E aí vem outra questão: a consciência “fica”, no sentido de que é estável? Isso é, mesmo que admitamos que algumas coisas são conscientes em um momento e inconscientes em outros, há uma divisão clara entre o inconsciente e o consciente? Freud e fala mais ou menos isso; traumas e outras coisas “ruins” são “empurradas” para o inconsciente e lá ficam. Embora possam ter efeitos sobre o comportamento e sentimentos, estas ficam trancadas lá e só (de preferência) o psicanalista pode abrir esse cofre. Ah! mas aí vem o Jung e diz outra coisa:
“Antes de examinar mais de perto nosso dilema, eu gostaria de esclarecer um aspecto do conceito de inconsciente. O inconsciente não se identifica simplesmente com o desconhecido; é antes o psíquico desconhecido, ou seja, tudo aquilo que, supostamente, não se distinguiria dos conteúdos psíquicos conhecidos, quando se chegasse à consciência. Além disso, é preciso acrescentar aqui também o sistema psicóide a respeito do qual nada sabemos diretamente. Assim definido, o inconsciente retrata um estado de coisas extremamente fluido: tudo o que eu sei, mas em que não estou pensando no momento; tudo aquilo de que um dia eu estava consciente, mas de que atualmente estou esquecido; tudo o que meus sentidos percebem, mas minha mente consciente não considera; tudo o que sinto, penso, recordo, desejo e faço involuntariamente e sem prestar atenção; todas as coisas futuras que se formam dentro de mim e somente mais tarde chegarão à consciência; tudo isto são conteúdos do inconsciente. Estes conteúdos são, por assim dizer, mais ou menos capazes de se tornarem conscientes, ou pelo menos foram conscientes e no momento imediato podem tornar-se conscientes de novo. Neste sentido, o inconsciente é a “fringe of consciousness” [uma franja da consciência], como o caracterizou, outrora, William James. As descobertas de Freud, como já vimos, fazem parte também deste fenômeno marginal que nasce da alternância dos períodos de luz e de sombra. Mas, como já dissemos, é preciso também incluir no inconsciente as funções psicóides capazes de se tornarem conscientes e de cuja existência temos apenas um conhecimento indireto...”

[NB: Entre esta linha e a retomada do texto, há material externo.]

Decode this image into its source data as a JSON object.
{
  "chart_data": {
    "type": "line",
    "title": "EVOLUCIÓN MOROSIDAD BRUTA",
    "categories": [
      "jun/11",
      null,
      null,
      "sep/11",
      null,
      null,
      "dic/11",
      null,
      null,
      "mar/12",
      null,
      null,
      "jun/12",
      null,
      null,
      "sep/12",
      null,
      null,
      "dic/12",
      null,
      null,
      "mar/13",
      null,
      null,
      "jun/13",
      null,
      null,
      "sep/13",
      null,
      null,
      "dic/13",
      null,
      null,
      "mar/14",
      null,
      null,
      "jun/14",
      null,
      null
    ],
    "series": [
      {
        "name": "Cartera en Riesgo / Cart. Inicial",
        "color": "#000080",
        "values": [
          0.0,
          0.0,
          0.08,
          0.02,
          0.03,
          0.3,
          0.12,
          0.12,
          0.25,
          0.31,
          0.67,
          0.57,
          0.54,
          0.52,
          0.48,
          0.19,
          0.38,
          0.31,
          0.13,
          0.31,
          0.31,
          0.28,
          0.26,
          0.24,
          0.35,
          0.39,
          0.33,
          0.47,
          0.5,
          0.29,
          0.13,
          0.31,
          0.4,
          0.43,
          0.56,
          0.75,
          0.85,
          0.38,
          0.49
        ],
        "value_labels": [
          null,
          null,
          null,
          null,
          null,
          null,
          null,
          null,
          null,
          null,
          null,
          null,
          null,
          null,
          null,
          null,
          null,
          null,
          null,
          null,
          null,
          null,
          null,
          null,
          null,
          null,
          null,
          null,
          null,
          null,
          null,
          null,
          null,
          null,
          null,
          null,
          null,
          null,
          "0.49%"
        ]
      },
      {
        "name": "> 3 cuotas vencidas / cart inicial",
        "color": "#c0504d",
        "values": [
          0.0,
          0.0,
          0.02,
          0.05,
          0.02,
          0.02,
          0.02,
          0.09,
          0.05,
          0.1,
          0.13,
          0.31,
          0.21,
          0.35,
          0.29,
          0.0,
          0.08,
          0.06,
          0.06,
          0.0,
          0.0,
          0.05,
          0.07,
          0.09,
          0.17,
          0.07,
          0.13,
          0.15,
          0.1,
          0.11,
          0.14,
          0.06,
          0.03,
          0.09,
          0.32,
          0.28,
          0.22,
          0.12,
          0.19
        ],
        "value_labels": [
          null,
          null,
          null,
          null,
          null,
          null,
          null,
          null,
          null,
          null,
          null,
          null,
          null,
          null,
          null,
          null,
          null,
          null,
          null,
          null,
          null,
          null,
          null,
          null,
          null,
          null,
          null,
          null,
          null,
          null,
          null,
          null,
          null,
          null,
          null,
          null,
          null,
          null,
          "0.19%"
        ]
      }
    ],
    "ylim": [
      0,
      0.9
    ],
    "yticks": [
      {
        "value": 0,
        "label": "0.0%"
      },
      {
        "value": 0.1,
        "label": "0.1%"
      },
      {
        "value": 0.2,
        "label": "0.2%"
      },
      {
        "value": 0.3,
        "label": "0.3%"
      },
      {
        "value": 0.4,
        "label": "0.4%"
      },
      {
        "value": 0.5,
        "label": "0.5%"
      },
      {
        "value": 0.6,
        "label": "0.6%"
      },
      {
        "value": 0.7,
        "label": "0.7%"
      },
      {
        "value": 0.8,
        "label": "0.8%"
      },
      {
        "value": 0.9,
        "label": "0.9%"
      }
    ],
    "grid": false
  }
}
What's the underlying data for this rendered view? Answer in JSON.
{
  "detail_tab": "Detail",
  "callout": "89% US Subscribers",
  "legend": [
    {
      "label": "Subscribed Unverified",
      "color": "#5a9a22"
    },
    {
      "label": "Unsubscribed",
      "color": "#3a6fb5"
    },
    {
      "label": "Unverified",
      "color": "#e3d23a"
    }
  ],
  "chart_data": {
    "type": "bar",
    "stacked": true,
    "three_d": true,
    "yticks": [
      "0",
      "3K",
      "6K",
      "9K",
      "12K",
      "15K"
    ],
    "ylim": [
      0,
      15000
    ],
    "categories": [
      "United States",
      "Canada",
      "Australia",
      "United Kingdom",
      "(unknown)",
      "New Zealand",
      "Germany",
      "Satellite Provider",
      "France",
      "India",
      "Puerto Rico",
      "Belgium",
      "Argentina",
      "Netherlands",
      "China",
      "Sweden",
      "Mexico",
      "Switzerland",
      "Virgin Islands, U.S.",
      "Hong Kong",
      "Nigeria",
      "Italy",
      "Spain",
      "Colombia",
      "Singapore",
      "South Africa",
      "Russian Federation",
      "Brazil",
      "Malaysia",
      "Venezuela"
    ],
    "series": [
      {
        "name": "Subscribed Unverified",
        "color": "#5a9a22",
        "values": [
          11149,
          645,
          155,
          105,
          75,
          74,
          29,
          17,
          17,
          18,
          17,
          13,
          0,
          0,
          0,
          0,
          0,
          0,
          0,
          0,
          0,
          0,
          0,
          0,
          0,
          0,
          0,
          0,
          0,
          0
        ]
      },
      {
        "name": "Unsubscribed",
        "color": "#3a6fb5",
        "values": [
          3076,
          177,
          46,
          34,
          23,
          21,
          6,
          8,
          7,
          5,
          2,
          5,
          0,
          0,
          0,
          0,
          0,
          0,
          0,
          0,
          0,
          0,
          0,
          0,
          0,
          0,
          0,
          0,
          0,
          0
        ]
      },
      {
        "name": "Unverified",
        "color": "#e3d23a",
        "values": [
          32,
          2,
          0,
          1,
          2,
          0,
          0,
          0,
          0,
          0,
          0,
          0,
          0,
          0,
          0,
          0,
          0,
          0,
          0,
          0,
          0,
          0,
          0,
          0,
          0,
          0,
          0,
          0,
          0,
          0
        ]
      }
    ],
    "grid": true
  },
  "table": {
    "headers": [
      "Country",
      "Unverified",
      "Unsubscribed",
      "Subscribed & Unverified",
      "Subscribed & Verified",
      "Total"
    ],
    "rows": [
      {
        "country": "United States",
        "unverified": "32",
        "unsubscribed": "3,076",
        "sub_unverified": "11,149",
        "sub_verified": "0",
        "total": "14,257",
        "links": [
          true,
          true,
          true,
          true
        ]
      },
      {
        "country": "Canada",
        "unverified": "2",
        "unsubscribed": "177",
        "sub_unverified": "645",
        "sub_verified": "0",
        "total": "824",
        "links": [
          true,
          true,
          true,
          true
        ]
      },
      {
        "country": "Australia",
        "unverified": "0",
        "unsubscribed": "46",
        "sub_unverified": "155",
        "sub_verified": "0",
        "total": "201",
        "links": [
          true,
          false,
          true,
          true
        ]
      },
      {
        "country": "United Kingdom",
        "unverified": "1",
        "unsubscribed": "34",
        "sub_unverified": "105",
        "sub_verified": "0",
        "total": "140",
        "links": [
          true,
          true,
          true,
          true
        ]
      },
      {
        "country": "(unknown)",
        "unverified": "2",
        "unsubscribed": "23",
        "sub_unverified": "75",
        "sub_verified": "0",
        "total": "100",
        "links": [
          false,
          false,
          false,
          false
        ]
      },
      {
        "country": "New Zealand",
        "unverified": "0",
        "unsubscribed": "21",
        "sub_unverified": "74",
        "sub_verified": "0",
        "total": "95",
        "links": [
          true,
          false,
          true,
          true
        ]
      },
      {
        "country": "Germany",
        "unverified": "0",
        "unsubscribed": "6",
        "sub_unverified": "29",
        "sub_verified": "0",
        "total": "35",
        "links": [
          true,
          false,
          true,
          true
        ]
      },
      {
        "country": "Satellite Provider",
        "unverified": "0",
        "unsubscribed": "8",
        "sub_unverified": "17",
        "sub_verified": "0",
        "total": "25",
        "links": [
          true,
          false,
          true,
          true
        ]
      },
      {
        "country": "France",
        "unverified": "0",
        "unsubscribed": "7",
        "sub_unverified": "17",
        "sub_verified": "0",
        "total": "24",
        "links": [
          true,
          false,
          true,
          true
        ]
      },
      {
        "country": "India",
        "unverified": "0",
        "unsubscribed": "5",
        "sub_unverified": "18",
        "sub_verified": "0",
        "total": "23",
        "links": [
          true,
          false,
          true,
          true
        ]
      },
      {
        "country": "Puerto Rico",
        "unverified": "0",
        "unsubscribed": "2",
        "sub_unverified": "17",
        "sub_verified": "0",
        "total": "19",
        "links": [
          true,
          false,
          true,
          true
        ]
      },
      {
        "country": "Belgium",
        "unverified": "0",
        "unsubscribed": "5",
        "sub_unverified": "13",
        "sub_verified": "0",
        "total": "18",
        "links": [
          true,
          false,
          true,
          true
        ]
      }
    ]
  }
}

C.G. JUNG, Livro 8/2 A Dinâmica do inconsciente – A Natureza da Psique, item E, parágrafo 382, pg 131-132, Ed. 10, Vozes , 1984
Ufa! UFA!. Ou seja, nem a consciência é estável! Pelo menos é o que ele diz. Quem está certo, quem está errado? Faz sentido perguntar sobre certo e errado nesse campo? Agora, neste post, não importa. Essa é outra discussão.
Concluindo: E agora? Como fico?
Então disso tudo fazer o quê?
Adote uma “consciência” (aí ela de novo!) transitória.
Mas também, e ao mesmo tempo, reflita e aprenda sobre conceitos e definições teóricas alternativas. Você não as usará na sua pesquisa atual, mas servirão para duas outras coisas.
Primeiro vai te dar humildade científica. Você não sabe nem pode tudo. Além disso, vão te lembrar que as suas conclusões estão restritas a um contexto específico. E é ele que vai delimitar a validade externa da sua pesquisa.
E em segundo lugar, essa atenção aos conceitos e e conteúdos alternativos vai te permitir gerenciar o curso da sua linha de trabalho. Agora você usa tais ou quais conceitos e definições. Mas no futuro, em função das suas reflexões contínuas, e alimentadas por novos conhecimentos, pode ser que você decida interromper um caminho, modifica-lo ou desbravar algo inteiramente novo.
É assim que a ciência segue; como diria Popper, por meio de conjeturas e refutações!